Gravitation

Ans1

Orbital velocity is √GM/R so the ratio will be 1:1

@saurabhtiwari I don't think you are correct as in this case Newton's inverse square law is not followed

Orbital velocity Vo=(GM/R)½
For satellite of mass m and radius R Vo1= (GM/R)½.......(1)
For satellite of mass 2m and radius 2R Vo2= (2GM/2R)½ =>(GM/R)½.............(2)From equation 1/2
Vo1/Vo2 = 1:1

@siddharthaghosh see the gravitational force and centripetal force need to balance each other
In this case the gravitational force is inversely proportional to r contarary to r^2.
Thus MV^2/R. =K*M/R (K is some constant and yes the force has to depend on mass)
Thus you can clearly see mass and radius both cancel out and orbital velocity ration us 1:1

@pranaysinha why is mv^2/r = k m/r
Wont it be mv^2/r = gm(1) m(2)/r^2
Then ans is not matchingUsing V orb =rootGM/r ans matching

@siddharthaghosh ans should be 4th option as formula root GM/R is correct for speed of orbit but here M is mass of earth not satellite which is constant.
Orbits have defined speed which don't depend on mass of satellite.

@siddharthaghosh
@PranaySingh
When you say force has to depend on mass then yes it should depend on mass of both the bodies and not only one

@vedantzope force depends on mass of body but orbital speed does not. Satellite is in free fall. U have used wrong formula of force and the masses that cancel out are satellite masses so they don't have significance in orbital speed.

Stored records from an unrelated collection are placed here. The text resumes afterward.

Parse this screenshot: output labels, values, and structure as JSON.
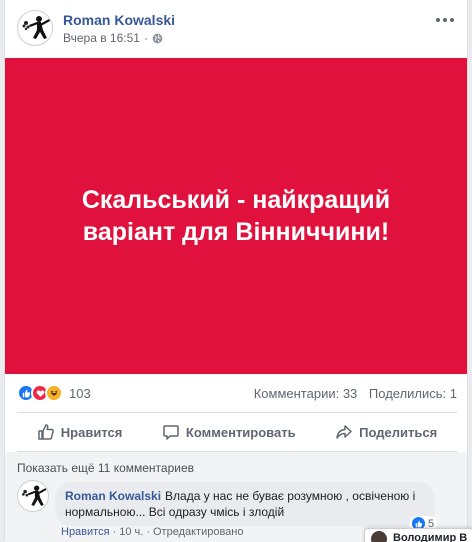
{
  "post": {
    "author": "Roman Kowalski",
    "timestamp": "Вчера в 16:51",
    "privacy_icon": "globe-icon",
    "image_text": "Скальський - найкращий варіант для Вінниччини!",
    "image_bg": "#e0113c"
  },
  "stats": {
    "reactions": [
      "like",
      "love",
      "haha"
    ],
    "reactions_count": "103",
    "comments": "Комментарии: 33",
    "shares": "Поделились: 1"
  },
  "actions": {
    "like": "Нравится",
    "comment": "Комментировать",
    "share": "Поделиться"
  },
  "comments": {
    "show_more": "Показать ещё 11 комментариев",
    "items": [
      {
        "author": "Roman Kowalski",
        "text": "Влада у нас не буває розумною , освіченою і нормальною... Всі одразу чмісь і злодій",
        "like_label": "Нравится",
        "time": "10 ч.",
        "edited": "Отредактировано",
        "reaction_count": "5"
      }
    ]
  },
  "chat": {
    "name": "Володимир В"
  }
}
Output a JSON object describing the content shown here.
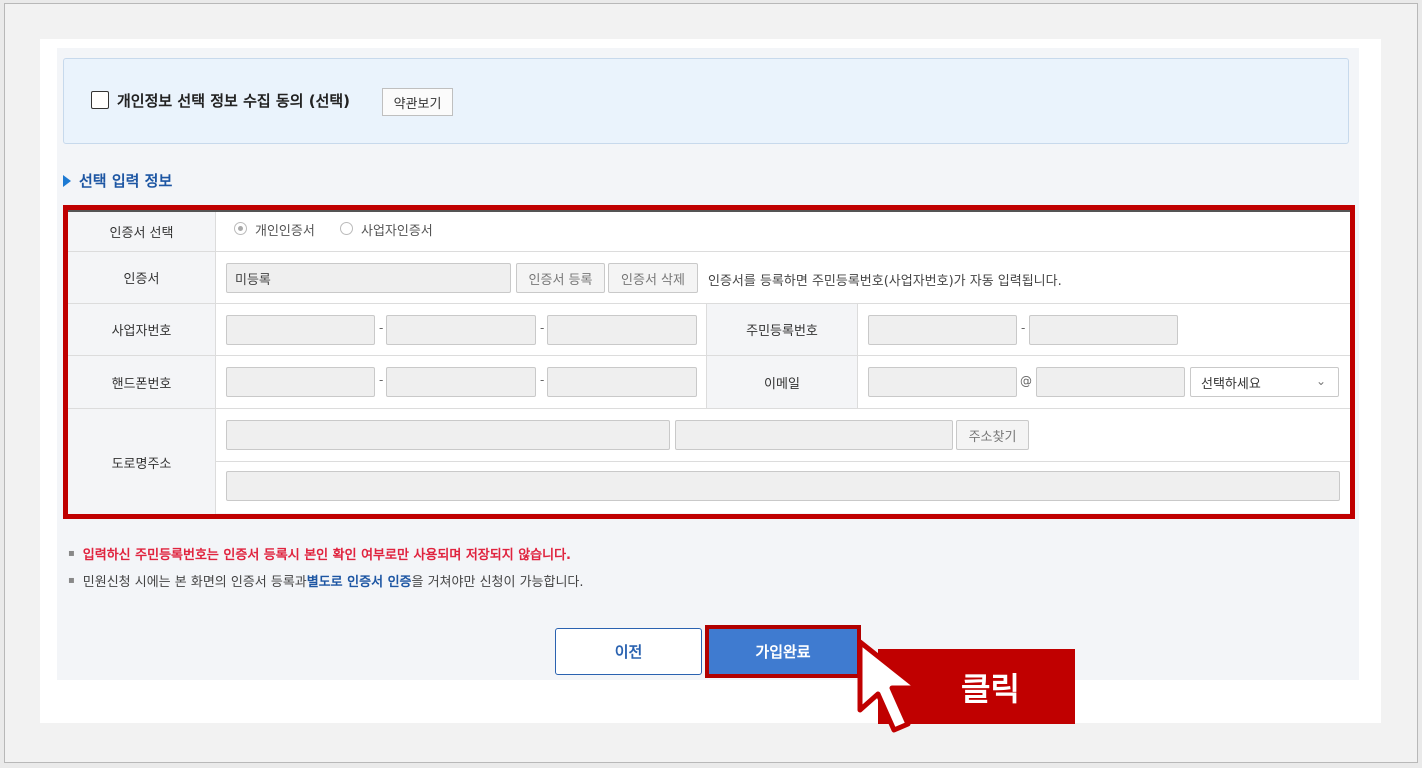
{
  "consent": {
    "checkbox_label": "개인정보 선택 정보 수집 동의 (선택)",
    "terms_button": "약관보기",
    "checked": false
  },
  "section_title": "선택 입력 정보",
  "form": {
    "cert_select": {
      "label": "인증서 선택",
      "options": [
        "개인인증서",
        "사업자인증서"
      ],
      "selected": "개인인증서"
    },
    "certificate": {
      "label": "인증서",
      "value": "미등록",
      "register_button": "인증서 등록",
      "delete_button": "인증서 삭제",
      "hint": "인증서를 등록하면 주민등록번호(사업자번호)가 자동 입력됩니다."
    },
    "business_number": {
      "label": "사업자번호",
      "separator": "-"
    },
    "resident_number": {
      "label": "주민등록번호",
      "separator": "-"
    },
    "phone": {
      "label": "핸드폰번호",
      "separator": "-"
    },
    "email": {
      "label": "이메일",
      "at": "@",
      "domain_select": "선택하세요"
    },
    "address": {
      "label": "도로명주소",
      "search_button": "주소찾기"
    }
  },
  "notes": {
    "line1": "입력하신 주민등록번호는 인증서 등록시 본인 확인 여부로만 사용되며 저장되지 않습니다.",
    "line2_before": "민원신청 시에는 본 화면의 인증서 등록과 ",
    "line2_highlight": "별도로 인증서 인증",
    "line2_after": "을 거쳐야만 신청이 가능합니다."
  },
  "buttons": {
    "prev": "이전",
    "complete": "가입완료"
  },
  "callout": {
    "text": "클릭"
  },
  "colors": {
    "highlight_red": "#c00000",
    "primary_blue": "#3f7bd0",
    "note_red": "#e0233e"
  }
}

@siddharthaghosh in my equation k is nothing but G m1 , I just wrote k to signify a constant which does not matter my calculations

@pranaysingh even I did the same and I agree orbital velocity does not depend on mass of sattelite but according to deriviation as per the relation given in question orbital velocity is coming as root GM where M is mass of planet

@vedantzope but F=Gm1m2/r^2 why Gm1m2/r = mv^2/r .
Pls explain that part

@siddharthaghosh and so one r factor remain.

@siddharthaghosh @PranaySingh
Because they have given force is inversely proportional to distance from centre
This is some imaginary planet so necessarily newtons law is not followed here , as while deriving orbital velocity we equate force to mv^2/r , I have done the same so here the arrival velocity nor depends on radius and neither on mass as before

@vedantzope o now got it
Thanks

So the speed is becoming independent of mass for this hypothetical case

@vedantzope oo lol didn't see it. Good one bro!